With Nick Ruest and William Turkel, I’ve been exploring the tweets of the 42nd Canadian federal election that used the #elxn42 hashtag. Having also been part of the team that launched WebArchives.ca during the federal election, I wondered: what would a web archive created using the tweets of users look like compared to a formal collection, curated by a subject librarian? And secondly, how much of it would be in the Wayback Machine more generally?
The Canadian Political Parties and Political Interest Groups collection consists of fifty domains, which you can see here. Our #elxn42 collection contains of over a million and a half tweeted URLs, of which 263,708 were unique. How many of those 263,708 URLs could or will end up in the Canadian Political Parties collection?
To find out, we compared the two lists. I created one list of all of the CPP domains (a text file, one entry per line, such as
ndp.ca, etc.), and one list of all of the tweeted URLs (such as
http://www.votetogether.ca/, etc.). The useful command
grep -wFf Webarchives-domains.md elxn42-tweets-urls-uniq.txt > intersections.txt helped compare the two, listing only links in our Twitter collection that contained the top-level domain from the former.
What did we find?
46,778, or 17.7%, of the URLs tweeted during #elxn42 could have been archived as part of the CPP collection. That means that 82.3% of URLs would not be part of the CPP collection.
What does this mean?
It raises some questions:
- Should we be using Twitter more as a seed list for event-based archiving, similar to what Ed Summers proposed around say the events of Ferguson, MO or during natural disasters?
- Should we be publicizing this more around WebArchives.ca, highlighting the gaps that you would find in a more formal web archive like that?
- What would similar work find?
What about the Wayback Machine more generally?

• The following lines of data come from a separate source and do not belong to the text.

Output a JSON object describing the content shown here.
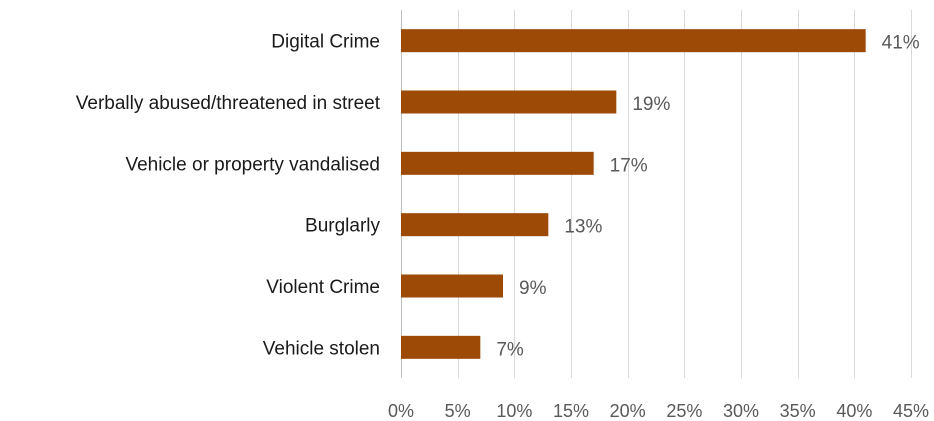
{
  "chart_data": {
    "type": "bar",
    "orientation": "horizontal",
    "categories": [
      "Digital Crime",
      "Verbally abused/threatened in street",
      "Vehicle or property vandalised",
      "Burglarly",
      "Violent Crime",
      "Vehicle stolen"
    ],
    "values": [
      41,
      19,
      17,
      13,
      9,
      7
    ],
    "data_labels": [
      "41%",
      "19%",
      "17%",
      "13%",
      "9%",
      "7%"
    ],
    "xlim": [
      0,
      45
    ],
    "x_ticks": [
      0,
      5,
      10,
      15,
      20,
      25,
      30,
      35,
      40,
      45
    ],
    "x_tick_labels": [
      "0%",
      "5%",
      "10%",
      "15%",
      "20%",
      "25%",
      "30%",
      "35%",
      "40%",
      "45%"
    ],
    "title": "",
    "xlabel": "",
    "ylabel": "",
    "grid": "vertical",
    "legend": "none",
    "bar_color": "#9C4A05"
  }
}
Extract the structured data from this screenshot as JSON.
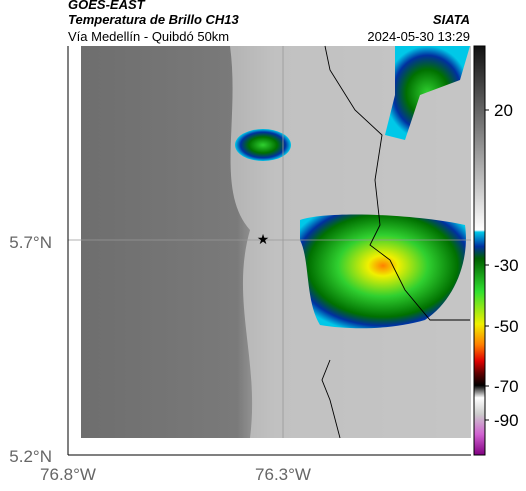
{
  "header": {
    "source": "GOES-EAST",
    "title": "Temperatura de Brillo CH13",
    "org": "SIATA",
    "route": "Vía Medellín - Quibdó 50km",
    "timestamp": "2024-05-30 13:29"
  },
  "map": {
    "lat_labels": [
      "5.7°N",
      "5.2°N"
    ],
    "lon_labels": [
      "76.8°W",
      "76.3°W"
    ]
  },
  "colorbar": {
    "tick_labels": [
      "20",
      "-30",
      "-50",
      "-70",
      "-90"
    ]
  }
}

One pressing research question is, of course, how many URLs end up in the Wayback Machine more generally. It is still early days – we’ll have to check back in later, because many URLs just wouldn’t have been crawled yet – but of those 263,708 URLs, 221,491 were not found using the Wayback Machine Availability API. That’s 83.99% of all URLs tweeted during #elxn42 that you can’t find in the Wayback Machine.